An uptick in phishing attempts using a fake and badly created Office 365 credentials update form is taking place, according to a new Cofense report.
Not only is the form, which is linked to in the email, riddled with typos and capitalization errors, but it is actually a Google Forms fdocs form. Something Microsoft is unlikely to use under any circumstances.
The Cofense Phishing Defense Center found the malicious actors did go to great lengths in some respects to make their scam appear legitimate. The email itself originates from a real company, the financial services provider CIM Finance, and they used the CIM Finance website to host the emails to help bypass basic email security checks.
An additional elusive step is to use Google so the doc has an authentic SSL certificate so the recipients will believe they are being linked to a Microsoft page.
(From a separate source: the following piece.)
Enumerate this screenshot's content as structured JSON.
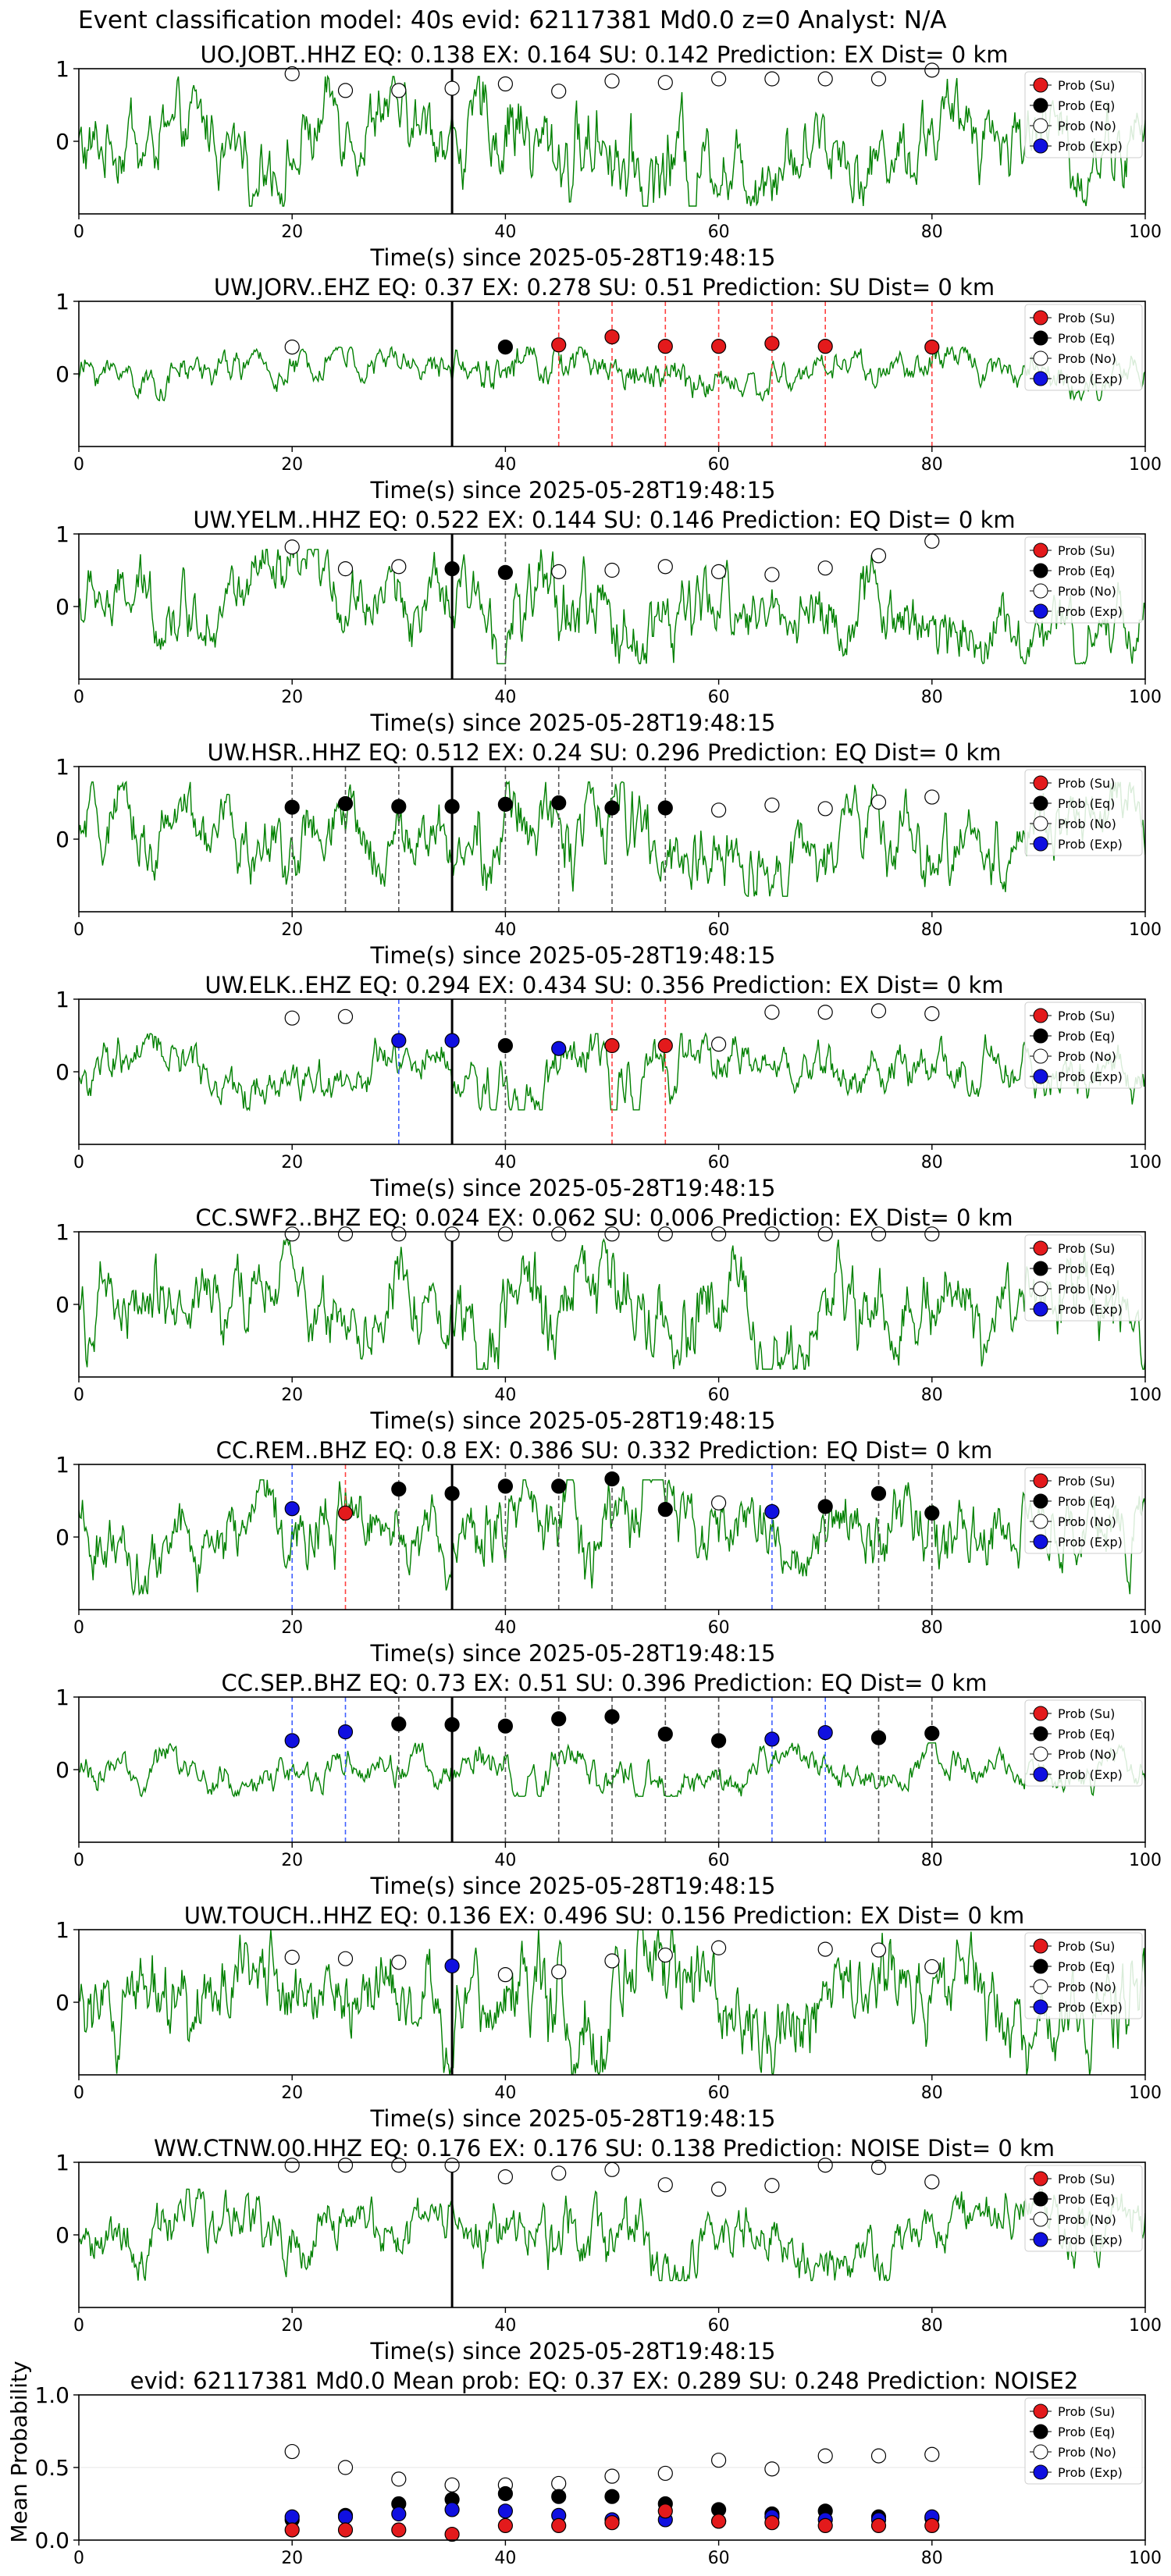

However, the URL links to an external Google page.
The email claims to be from the IT corporate team and states the person’s Office 365 account has expired and unless the individual clicks the link and updates the account it will be suspended.
At this point all the professionalism employed by the attackers disappears.
“Upon clicking the link, the end user is presented with a substandard imitation of the Microsoft Office365 login page, as seen in figure 3, that does not follow Microsoft’s visual protocol. Half the words are capitalized, and letters are replaced with asterisks; examples include the word ‘email’ and the word ‘password.’ In addition, when end users type their credentials, they appear in plain text as opposed to asterisks, raising a red flag the login page is not real,” Cofense said.
Since this is a Google doc, once the information is entered it becomes available to the docs’ creator.